[Note 560: ][ (retour) ]

Come uom che è in mare ed ha speme di gire
Quando vede lo tempo, ed ello spanna
, etc.

[Note 561: ][ (retour) ]

Or potess' io venire a voi, amorosa,
Come il ladron ascoso, e non paresse;
Ben lo mi terria in gioja avventurosa
Se l'amor tanto di ben mi facesse.
Si bel parlare, donna, con voi fora;
E direi come v'amai lungamente,
Più che Piramo Tisbe dolcemente
E v'ameraggio, in fin ch'io vivo, ancora
.

Il est resté de lui une autre canzone en cinq strophes de neuf vers d'inégales mesures et en rimes croisées [562]: mais elle ne vaut pas la première, et il est inutile d'en rien dire de plus. Il ne l'est pas au contraire de parler d'une troisième pièce, moins étendue, et dont le mérite poétique est tout aussi médiocre, mais dont la forme exige qu'on y fasse quelque attention. Quatorze vers y sont partagés en deux quatrains suivis de deux tercets. Dans les deux quatrains,

La rime avec deux sons frappe huit fois l'oreille.

[Note 562: ][ (retour) ] On la trouve dans le Recueil des Diversi poeti Antichi Toscani, donné par les Giunti, en 1527.

Deux nouvelles rimes servent pour les deux tercets; enfin c'est un véritable sonnet, et, à très-peu de chose près, construit comme ceux de Pétrarque. Nouvelle preuve que cette forme de poésie, ignorée des Provençaux, quoiqu'ils en connussent le titre, est d'origine sicilienne, et remonte jusqu'au treizième siècle [563].
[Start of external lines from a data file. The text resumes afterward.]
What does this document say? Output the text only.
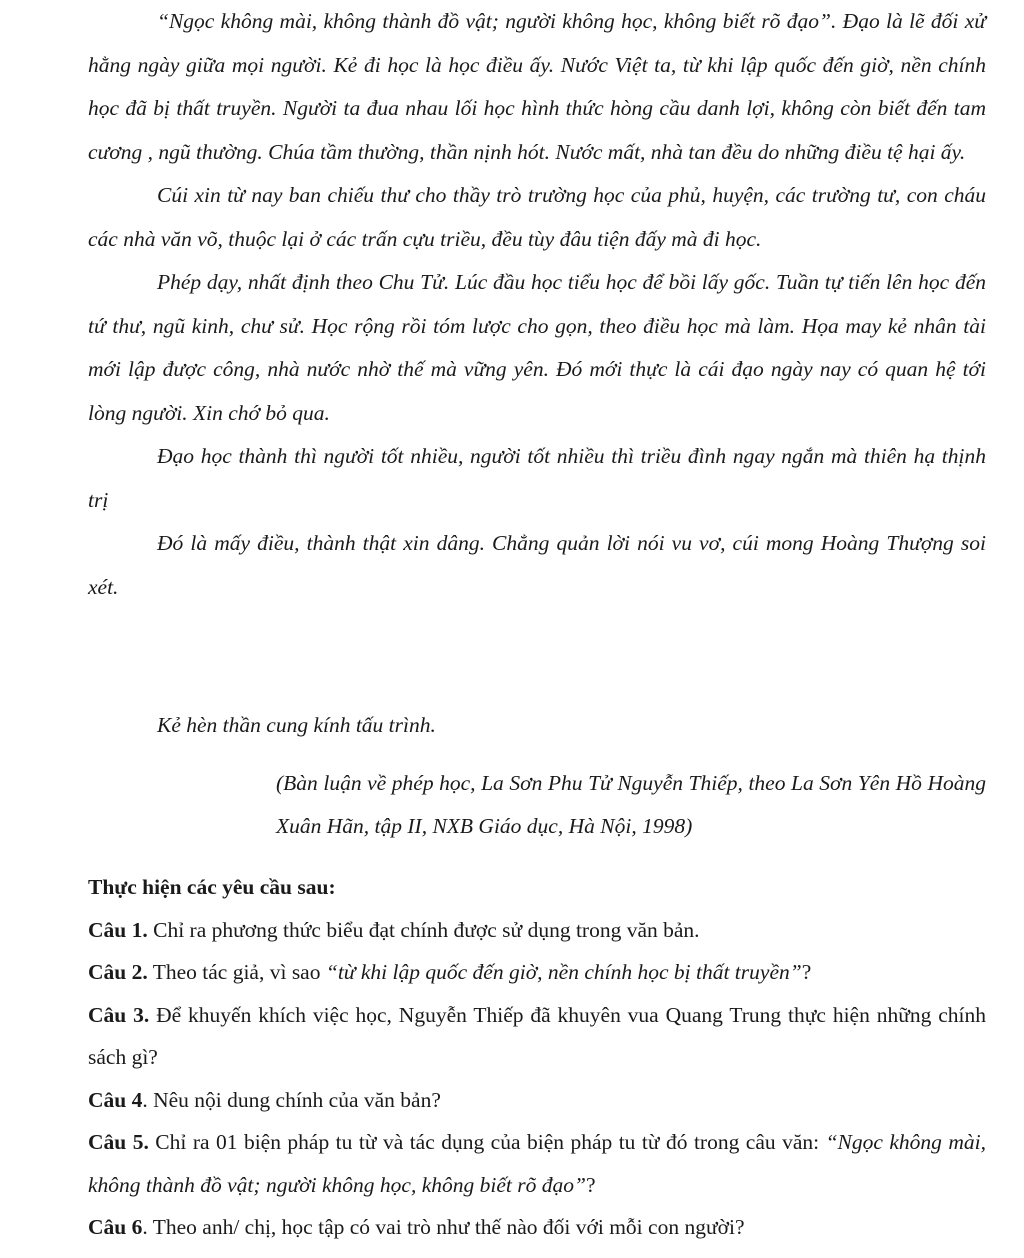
“Ngọc không mài, không thành đồ vật; người không học, không biết rõ đạo”. Đạo là lẽ đối xử hằng ngày giữa mọi người. Kẻ đi học là học điều ấy. Nước Việt ta, từ khi lập quốc đến giờ, nền chính học đã bị thất truyền. Người ta đua nhau lối học hình thức hòng cầu danh lợi, không còn biết đến tam cương , ngũ thường. Chúa tầm thường, thần nịnh hót. Nước mất, nhà tan đều do những điều tệ hại ấy.

Cúi xin từ nay ban chiếu thư cho thầy trò trường học của phủ, huyện, các trường tư, con cháu các nhà văn võ, thuộc lại ở các trấn cựu triều, đều tùy đâu tiện đấy mà đi học.

Phép dạy, nhất định theo Chu Tử. Lúc đầu học tiểu học để bồi lấy gốc. Tuần tự tiến lên học đến tứ thư, ngũ kinh, chư sử. Học rộng rồi tóm lược cho gọn, theo điều học mà làm. Họa may kẻ nhân tài mới lập được công, nhà nước nhờ thế mà vững yên. Đó mới thực là cái đạo ngày nay có quan hệ tới lòng người. Xin chớ bỏ qua.

Đạo học thành thì người tốt nhiều, người tốt nhiều thì triều đình ngay ngắn mà thiên hạ thịnh trị

Đó là mấy điều, thành thật xin dâng. Chẳng quản lời nói vu vơ, cúi mong Hoàng Thượng soi xét.

Kẻ hèn thần cung kính tấu trình.

(Bàn luận về phép học, La Sơn Phu Tử Nguyễn Thiếp, theo La Sơn Yên Hồ Hoàng Xuân Hãn, tập II, NXB Giáo dục, Hà Nội, 1998)

Thực hiện các yêu cầu sau:

Câu 1. Chỉ ra phương thức biểu đạt chính được sử dụng trong văn bản.

Câu 2. Theo tác giả, vì sao “từ khi lập quốc đến giờ, nền chính học bị thất truyền”?

Câu 3. Để khuyến khích việc học, Nguyễn Thiếp đã khuyên vua Quang Trung thực hiện những chính sách gì?

Câu 4. Nêu nội dung chính của văn bản?

Câu 5. Chỉ ra 01 biện pháp tu từ và tác dụng của biện pháp tu từ đó trong câu văn: “Ngọc không mài, không thành đồ vật; người không học, không biết rõ đạo”?

Câu 6. Theo anh/ chị, học tập có vai trò như thế nào đối với mỗi con người?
[Note 563: ][ (retour) ] Voici cette pièce, qui, malgré la médiocrité des idées et la grossièreté du style, forme un monument curieux; elle a été publiée par l'Allacci, Poeti Antichi, etc.

Peroch' amore no se po vedere
E no si trata corporalemente,
Quanti ne son de si fole sapere
Che credono ch'amor sia niente.
Ma poch' amore si faze sentere,
Dentro dal cor signorezar la zente,
Molto mazore presio de avere
Che sel vedesse vesibilemente.
Per la vertute de la calamita
Come lo ferro atra' non se vede
Ma si lo tira signorevolmente.
E questa cosa a credere me'noita
Ch'amore sia e dame grande fede,
Che tutt'or fia creduto fra la zente
.

La seule différence qu'il y ait, quant à la forme, entre ces deux tercets et ceux des sonnets les plus réguliers, est que l'une des deux rimes des quatrains, ente, y est conservée, et que les tercets sont ainsi sur trois rimes, au lieu de n'être que deux. Les mots la zente y sont aussi répétés à la fin de deux vers, ce qui pèche contre la règle qui défend qu'un mot déjà mis ose s'y remontrer; règle qui est de rigueur en Italie comme en France. On peut remarquer dans ce sonnet le z vénitien, employé plusieurs fois au lieu du ci et du gi, comme faze, signorezar, la zente; soit que l'on prononçât alors ainsi en Sicile, soit que ces vers nous aient d'abord été transmis par un copiste vénitien.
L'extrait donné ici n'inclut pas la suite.